The volume is divided into two parts, and the articles are arranged chronologically. Part 1, The Social Record, illuminates the issues, problems, and ideas of the period. Part 2, The Literary Record, contains articles which deal chiefly with literary values. In addition, Mr. Cowley has written a lively, new, retrospective essay for this volume, “ Adventures of a Book Reviewer,” in itself a classic on the art of the book review. No important name and no vital issue of this significant period is omitted from this record, attesting to Mr. Cowley’ s remarkable discernment and to the purity of his artistic judgment. Thus, the record has a special value for the student of the era.

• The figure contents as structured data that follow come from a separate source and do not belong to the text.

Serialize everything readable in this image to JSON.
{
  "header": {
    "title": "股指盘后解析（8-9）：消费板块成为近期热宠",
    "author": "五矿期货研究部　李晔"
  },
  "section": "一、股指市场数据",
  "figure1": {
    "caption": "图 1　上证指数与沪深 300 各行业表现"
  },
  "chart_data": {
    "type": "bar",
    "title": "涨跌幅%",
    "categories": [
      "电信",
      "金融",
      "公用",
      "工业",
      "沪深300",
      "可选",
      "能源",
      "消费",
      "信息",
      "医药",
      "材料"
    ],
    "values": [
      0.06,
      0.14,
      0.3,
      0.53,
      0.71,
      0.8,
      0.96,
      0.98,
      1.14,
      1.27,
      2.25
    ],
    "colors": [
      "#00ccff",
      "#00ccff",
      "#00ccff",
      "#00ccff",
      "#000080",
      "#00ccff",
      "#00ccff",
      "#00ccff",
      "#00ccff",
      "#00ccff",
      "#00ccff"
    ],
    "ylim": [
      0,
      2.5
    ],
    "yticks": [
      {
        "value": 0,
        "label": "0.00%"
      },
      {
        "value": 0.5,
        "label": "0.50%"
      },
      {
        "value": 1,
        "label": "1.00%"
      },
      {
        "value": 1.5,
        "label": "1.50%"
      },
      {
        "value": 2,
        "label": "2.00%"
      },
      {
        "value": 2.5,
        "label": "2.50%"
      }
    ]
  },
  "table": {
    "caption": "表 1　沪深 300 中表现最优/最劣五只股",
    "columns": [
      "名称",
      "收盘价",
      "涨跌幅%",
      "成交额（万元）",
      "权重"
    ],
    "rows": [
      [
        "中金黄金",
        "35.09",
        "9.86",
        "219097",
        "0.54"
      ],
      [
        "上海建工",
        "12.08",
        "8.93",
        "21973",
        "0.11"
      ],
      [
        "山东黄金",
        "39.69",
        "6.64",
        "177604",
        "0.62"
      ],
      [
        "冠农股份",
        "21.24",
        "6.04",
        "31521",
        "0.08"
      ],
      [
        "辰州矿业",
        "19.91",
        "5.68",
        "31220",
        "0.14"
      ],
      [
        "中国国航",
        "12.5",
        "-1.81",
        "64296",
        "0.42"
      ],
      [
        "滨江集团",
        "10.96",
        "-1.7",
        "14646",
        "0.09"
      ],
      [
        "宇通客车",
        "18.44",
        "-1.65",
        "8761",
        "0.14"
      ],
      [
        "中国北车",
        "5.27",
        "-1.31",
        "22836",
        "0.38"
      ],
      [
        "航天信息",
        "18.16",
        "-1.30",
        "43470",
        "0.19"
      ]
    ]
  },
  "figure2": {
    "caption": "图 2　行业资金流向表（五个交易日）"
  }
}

Malcolm Cowley was an American novelist, poet, literary critic, and journalist. Cowley is also recognized as one of the major literary historians of the twentieth century, and his Exile's Return, is one of the most definitive and widely read chronicles of the 1920s.
Cowley was one of the dozens of creative literary and artistic figures who migrated during the 1920s to Paris and congregated in Montparnasse. He lived in France for three years, where he worked with notables such as Ernest Hemingway, Ezra Pound, E. E. Cummings and others. He is usually regarded as representative of America's Lost Generation.
As a consulting editor for Viking Press, Cowley notably championed the work and advanced the careers of the post-World War I writers who sundered tradition and fostered a new era in American literature. He was the one who rescued writers such as William Faulkner and F. Scott Fitzgerald from possible early oblivion and who discovered John Cheever and goaded him to write. Later Cowley championed such uncommon writers as Jack Kerouac and Ken Kesey
His extraordinarily creative and prolific writing career spanned nearly 70 years, and he continued to produce essays, reviews and books well into his 80's.